By Michael P. Regan and Rita Nazareth - Dec 8, 2011 11:20 PM GMT+0700
Stocks slid, while the euro weakened and Spanish and Italian bonds tumbled, as the European Central Bank damped speculation it would boost debt purchases and regulators said the region’s lenders need to raise more capital than previously estimated.
The Standard & Poor’s 500 Index lost 1.3 percent to 1,244.92 at 11:18 a.m. in New York. The Stoxx Europe 600 Index retreated 1.4 percent, reversing a 1 percent advance. The euro slid 0.9 percent to $1.3295. Yields on 10-year Italian and Spanish bonds jumped at least 35 basis points. The S&P GSCI Index of commodities lost 1.2 percent, erasing a gain of as much as 0.9 percent. Ten-year U.S. Treasury yields fell four basis points to 1.99 percent after gaining six points earlier.

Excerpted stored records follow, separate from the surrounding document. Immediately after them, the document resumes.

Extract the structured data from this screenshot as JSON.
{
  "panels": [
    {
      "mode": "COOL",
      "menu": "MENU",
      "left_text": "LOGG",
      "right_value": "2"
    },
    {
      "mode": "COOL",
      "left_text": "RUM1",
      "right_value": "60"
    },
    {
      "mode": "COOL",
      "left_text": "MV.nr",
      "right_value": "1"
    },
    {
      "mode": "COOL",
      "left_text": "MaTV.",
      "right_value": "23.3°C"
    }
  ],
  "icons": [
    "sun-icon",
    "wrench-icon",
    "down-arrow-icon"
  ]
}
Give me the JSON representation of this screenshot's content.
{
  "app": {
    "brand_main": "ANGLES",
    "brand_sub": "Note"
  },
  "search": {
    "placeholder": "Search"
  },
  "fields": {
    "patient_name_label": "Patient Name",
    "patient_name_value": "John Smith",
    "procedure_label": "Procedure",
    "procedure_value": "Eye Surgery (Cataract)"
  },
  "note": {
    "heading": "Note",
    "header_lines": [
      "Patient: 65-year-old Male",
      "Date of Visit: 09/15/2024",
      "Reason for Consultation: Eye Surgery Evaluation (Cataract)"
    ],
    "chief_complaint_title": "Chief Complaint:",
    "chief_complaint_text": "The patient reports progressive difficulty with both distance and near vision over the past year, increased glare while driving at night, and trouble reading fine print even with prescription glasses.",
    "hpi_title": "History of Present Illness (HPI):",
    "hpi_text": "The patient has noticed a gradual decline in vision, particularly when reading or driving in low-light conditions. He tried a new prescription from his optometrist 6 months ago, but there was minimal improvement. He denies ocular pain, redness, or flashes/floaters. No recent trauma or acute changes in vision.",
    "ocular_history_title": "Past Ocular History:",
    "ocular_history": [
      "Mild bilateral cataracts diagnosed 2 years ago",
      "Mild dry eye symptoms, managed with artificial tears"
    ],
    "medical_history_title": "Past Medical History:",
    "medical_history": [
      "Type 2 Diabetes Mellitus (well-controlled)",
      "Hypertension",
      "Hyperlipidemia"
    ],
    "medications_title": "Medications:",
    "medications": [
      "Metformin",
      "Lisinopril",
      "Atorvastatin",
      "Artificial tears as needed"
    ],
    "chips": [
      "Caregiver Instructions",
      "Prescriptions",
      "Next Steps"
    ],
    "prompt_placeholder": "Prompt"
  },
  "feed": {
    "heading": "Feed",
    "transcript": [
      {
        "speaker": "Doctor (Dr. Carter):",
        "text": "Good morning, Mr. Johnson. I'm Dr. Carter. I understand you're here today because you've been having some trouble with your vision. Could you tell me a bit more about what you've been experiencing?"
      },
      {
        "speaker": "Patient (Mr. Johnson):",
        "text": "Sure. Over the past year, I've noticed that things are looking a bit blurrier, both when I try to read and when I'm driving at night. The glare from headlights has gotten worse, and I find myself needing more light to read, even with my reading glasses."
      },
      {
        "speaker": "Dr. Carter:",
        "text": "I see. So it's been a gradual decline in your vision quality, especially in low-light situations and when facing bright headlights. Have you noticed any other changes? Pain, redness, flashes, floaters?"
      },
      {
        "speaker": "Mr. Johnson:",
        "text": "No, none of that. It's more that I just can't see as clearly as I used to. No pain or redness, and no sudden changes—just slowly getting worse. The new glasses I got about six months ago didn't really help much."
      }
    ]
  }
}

European equities and the euro headed lower as ECB President Mario Draghi said he did not necessarily signal the central bank would step up government bond purchases when he spoke last week, adding that the program was not eternal or infinite. Stocks extended losses as the European Banking Authority said the region’s banks will need to raise 114.7 billion euros ($152.7 billion) in fresh capital, up from a previous estimate of 106 billion euros.
“The pessimism is coming from the fact that the ECB didn’t go any further on the possibility of buying debt,” Peter Jankovskis, who helps manage about $2.4 billion at Oakbrook Investments in Lisle, Illinois, said in a telephone interview. “They continue to do things to Band-Aid the banking sector, but they aren’t getting at the fundamental issue here, which is that some of these underlying countries are nearing insolvency.”
EU Summit
Stocks and the shared euro currency had rallied earlier as Draghi said the ECB was pursuing more non-standard measures to fight the crisis, including unlimited three-year loans to banks and looser collateral criteria.
The Frankfurt-based ECB also today reduced its benchmark rate by a quarter percentage point to 1 percent, matching a record low. Investors also awaited for more announcements from Europe as leaders prepared to meet in Brussels to lay the foundations for a fiscal union. Euro-area leaders may agree to provide 150 billion euros ($201 billion) in loans through the International Monetary Fund to shore up European finances, a European Union diplomat said.
The S&P 500 snapped a three-day rally (SPX) as concern about European efforts to fight the debt crisis overshadowed a bigger- than-forecast decrease in jobless claims. Initial claims dropped by 23,000 to 381,000 in the week ended Dec. 3, the fewest since February, Labor Department figures showed. The median forecast of 47 economists in a Bloomberg News survey called for a drop to 395,000.
‘Made a Mess of It’
“Nobody wants to commit capital ahead of the summit,” Michael Shaoul, chairman of Marketfield Asset Management in New York, which oversees $1 billion, said in a telephone interview. “Most of the good news that the ECB delivered was expected. You have the concern that the last few times Europe leaders have sat down and talked about this they made a mess of it. People are preparing for the worst.”
JPMorgan Chase & Co., Alcoa Inc., DuPont Co. and Bank of America Corp. lost more than 2 percent to lead declines in 26 of 30 stocks in the Dow average, which lost more than 100 points.
Silver, cocoa, oil and zinc slid more than 1.7 percent to lead declines in 17 of 24 commodities tracked by the S&P GSCI. Crude tumbled 1.9 percent to $98.58 a barrel.
Automobile producers, banks and construction and material companies led losses in 18 of 19 industries in the Stoxx 600.
European Yields
Italy’s 10-year bond yield surged 45 basis points to 6.44 percent, sending their spread above benchmark German bunds up 44 basis points to 4.43 percentage points. Spain’s 10-year yield climbed 35 basis points to 5.78 percent, trading 3.77 percentage points above bunds.
The MSCI Asia Pacific Index retreated 0.7 percent as Australia’s S&P/ASX 200 slid 0.3 percent and Japan’s Nikkei 225 fell 0.7 percent. Australian employment fell by 6,300 after a revised increase of 16,800 in October, compared with the median estimate of a 10,000 advance in a in a Bloomberg survey of 22 economists. Japanese machinery orders unexpectedly slipped 6.9 percent from a month earlier, the Cabinet Office said in Tokyo.
The MSCI Emerging Markets Index tumbled 1.4 percent. The Hang Seng China Enterprises Index dropped 0.9 percent in Hong Kong. India’s Sensex slumped 2.3 percent, the most since Nov. 21, after the central bank signaled it may not lower reserve requirements for lenders. Russia’s Micex Index rose 0.6 percent after losing 4 percent in the preceding two sessions following protests against the results of parliamentary elections. Brazil’s Bovespa slumped 1.9 percent.